I am physically disabled and I know a lot of other people with physical disabilities. Once or twice I have been faced with people who assumed I also have cognitive difficulties but I also know a few people who have CP (and other disabilities) to such an extent that this is a regular occurance for them. I also know several people with learning disabilities (less severe than Ashley’s appear to be) and I would hate to think that they would be subjected to part of the Ashley Treatment. They are all valid members of society and so is Ashley. They and Ashley deserve to be treated as such and not reduced to permanent childhood.

Also, Pillow Angel is a horrible term but as Jacqui said in her reply to my comment on her blog (talk about a run on sentence!) some people think the fact that she calls her blog Terrible Palsy is out of line but she finds it funny and so do I and may that is the case here. It (pillow angel) works for them and whilst we may not like it not all of us can be as militant about people first language etc as I and others are. A lot of the language is offensive if you believe in people first language and some of the sentiments or facts presented are confusing or incorrect. But, you know what? Live and let live. Sometimes it’s all people can do to survive and I wonder if that is the case here.

Ashley was treated as she was treated, that cannot be undone. And whilst I do have many many issues with this I think we cannot truly condone the parents. I blame the doctors and other support agencies who allowed it to get to a stage where her parents felt they had to do this and then carried it off.

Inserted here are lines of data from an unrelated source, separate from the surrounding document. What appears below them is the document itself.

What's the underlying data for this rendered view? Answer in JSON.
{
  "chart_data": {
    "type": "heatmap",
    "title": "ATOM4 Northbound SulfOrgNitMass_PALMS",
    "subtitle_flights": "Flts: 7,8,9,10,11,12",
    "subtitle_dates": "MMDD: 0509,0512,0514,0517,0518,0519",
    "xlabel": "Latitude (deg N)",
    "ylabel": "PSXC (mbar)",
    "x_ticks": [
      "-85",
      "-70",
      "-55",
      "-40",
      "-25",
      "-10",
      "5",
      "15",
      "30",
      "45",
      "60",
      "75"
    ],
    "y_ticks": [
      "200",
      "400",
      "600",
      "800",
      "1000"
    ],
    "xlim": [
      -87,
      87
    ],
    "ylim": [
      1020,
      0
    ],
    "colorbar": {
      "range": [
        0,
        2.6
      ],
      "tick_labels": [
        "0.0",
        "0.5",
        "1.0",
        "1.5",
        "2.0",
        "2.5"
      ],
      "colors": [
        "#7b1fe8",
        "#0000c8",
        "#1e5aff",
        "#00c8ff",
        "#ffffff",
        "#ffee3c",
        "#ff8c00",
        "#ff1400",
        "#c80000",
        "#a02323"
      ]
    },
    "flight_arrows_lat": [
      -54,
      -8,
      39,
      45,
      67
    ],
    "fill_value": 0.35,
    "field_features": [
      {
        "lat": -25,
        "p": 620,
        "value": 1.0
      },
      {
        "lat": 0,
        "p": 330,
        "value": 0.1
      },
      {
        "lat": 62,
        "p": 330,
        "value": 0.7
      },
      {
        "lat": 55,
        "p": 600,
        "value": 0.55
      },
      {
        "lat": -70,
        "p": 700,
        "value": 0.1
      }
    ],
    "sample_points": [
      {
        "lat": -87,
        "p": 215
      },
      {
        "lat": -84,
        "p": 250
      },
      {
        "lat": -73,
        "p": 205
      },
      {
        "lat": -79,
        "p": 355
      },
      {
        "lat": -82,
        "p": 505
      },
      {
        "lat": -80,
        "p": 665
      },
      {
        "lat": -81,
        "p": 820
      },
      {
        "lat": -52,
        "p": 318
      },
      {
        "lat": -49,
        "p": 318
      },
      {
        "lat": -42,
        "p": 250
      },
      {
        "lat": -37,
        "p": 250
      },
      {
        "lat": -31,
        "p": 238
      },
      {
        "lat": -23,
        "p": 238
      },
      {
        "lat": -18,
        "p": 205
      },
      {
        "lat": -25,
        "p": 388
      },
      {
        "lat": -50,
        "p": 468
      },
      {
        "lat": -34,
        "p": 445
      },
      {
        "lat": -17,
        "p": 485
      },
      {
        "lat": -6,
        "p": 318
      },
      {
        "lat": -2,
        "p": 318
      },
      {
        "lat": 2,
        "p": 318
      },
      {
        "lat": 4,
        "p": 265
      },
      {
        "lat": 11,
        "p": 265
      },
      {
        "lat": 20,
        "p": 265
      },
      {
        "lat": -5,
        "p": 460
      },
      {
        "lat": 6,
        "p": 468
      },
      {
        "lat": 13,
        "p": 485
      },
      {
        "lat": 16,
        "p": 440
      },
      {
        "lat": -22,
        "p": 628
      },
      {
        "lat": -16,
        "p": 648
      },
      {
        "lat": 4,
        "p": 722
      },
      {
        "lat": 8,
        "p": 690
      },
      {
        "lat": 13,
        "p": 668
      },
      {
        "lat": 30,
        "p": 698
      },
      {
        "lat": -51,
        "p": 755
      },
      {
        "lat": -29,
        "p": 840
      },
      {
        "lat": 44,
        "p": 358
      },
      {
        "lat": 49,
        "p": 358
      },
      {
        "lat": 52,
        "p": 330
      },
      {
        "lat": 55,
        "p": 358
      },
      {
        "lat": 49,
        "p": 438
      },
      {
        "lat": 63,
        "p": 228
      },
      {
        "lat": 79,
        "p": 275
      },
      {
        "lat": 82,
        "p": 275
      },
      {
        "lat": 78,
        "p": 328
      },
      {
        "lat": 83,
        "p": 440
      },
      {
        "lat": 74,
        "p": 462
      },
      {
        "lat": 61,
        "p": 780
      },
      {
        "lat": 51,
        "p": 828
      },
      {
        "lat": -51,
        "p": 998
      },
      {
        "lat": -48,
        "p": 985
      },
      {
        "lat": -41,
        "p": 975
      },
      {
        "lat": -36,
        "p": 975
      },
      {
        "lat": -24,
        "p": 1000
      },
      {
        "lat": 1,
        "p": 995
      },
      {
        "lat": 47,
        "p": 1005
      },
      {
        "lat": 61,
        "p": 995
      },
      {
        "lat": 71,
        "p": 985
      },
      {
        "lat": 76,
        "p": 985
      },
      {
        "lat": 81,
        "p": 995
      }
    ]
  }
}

Don’t blame the parents. Yes, a lot of parents would not do what Ashley’s have done but at the end of the day sending them hate e-mail or whatever isn’t going to change anything. What we need to do is make sure this never happens to any other child.

I just found out an hour or so ago that a very dear friend had a malignant tumour removed last week. I knew he had had surgery but the mutual friend had told me it was just a “little op” and nothing to worry about.
He sounded OK on the phone but did admit to have had a few tears earlier when he received a card from a group we both belong too and he says he feels the same as before. At the end of this month he returns to hospital for follow up tests to check they got it all. He actually spent a lot of time asking how I was and when I mentioned the job interview I had last week apologised for forgetting about it. Prayers, positive energy and good thoughts etc are all very much appreciated.

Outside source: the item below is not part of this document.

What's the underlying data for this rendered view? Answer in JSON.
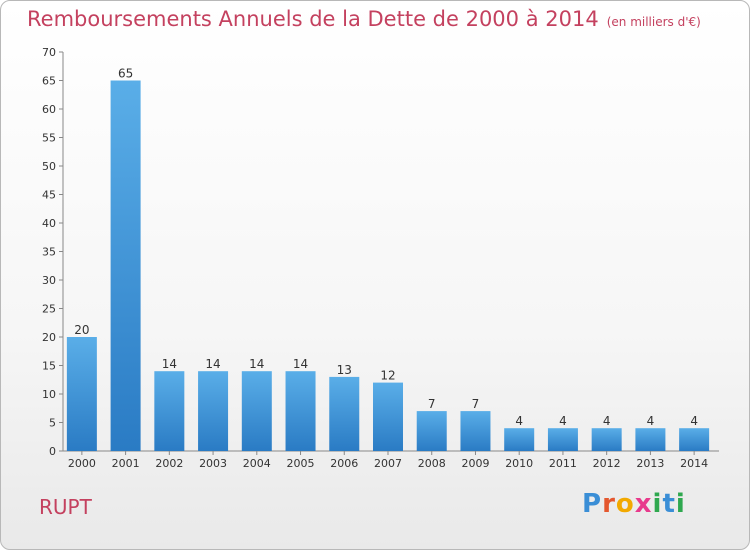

And as for me? I’m doing good. Taking it slow but doing good. I might be getting a cold but actually I feel better today than yesterday. My sister came home for the weekend and it was great to see her - we had lots of fun.
NaNoWriMo word count: 14,374 - still behind but the situation isn’t dire (yet) and that almost isn’t the point.

NaNoWriMo progress so far: 9511 words. I am behind but slowly clawing it back.

Nothing much else happening here but apart from some pain issues all is well :-) I like being able to say that!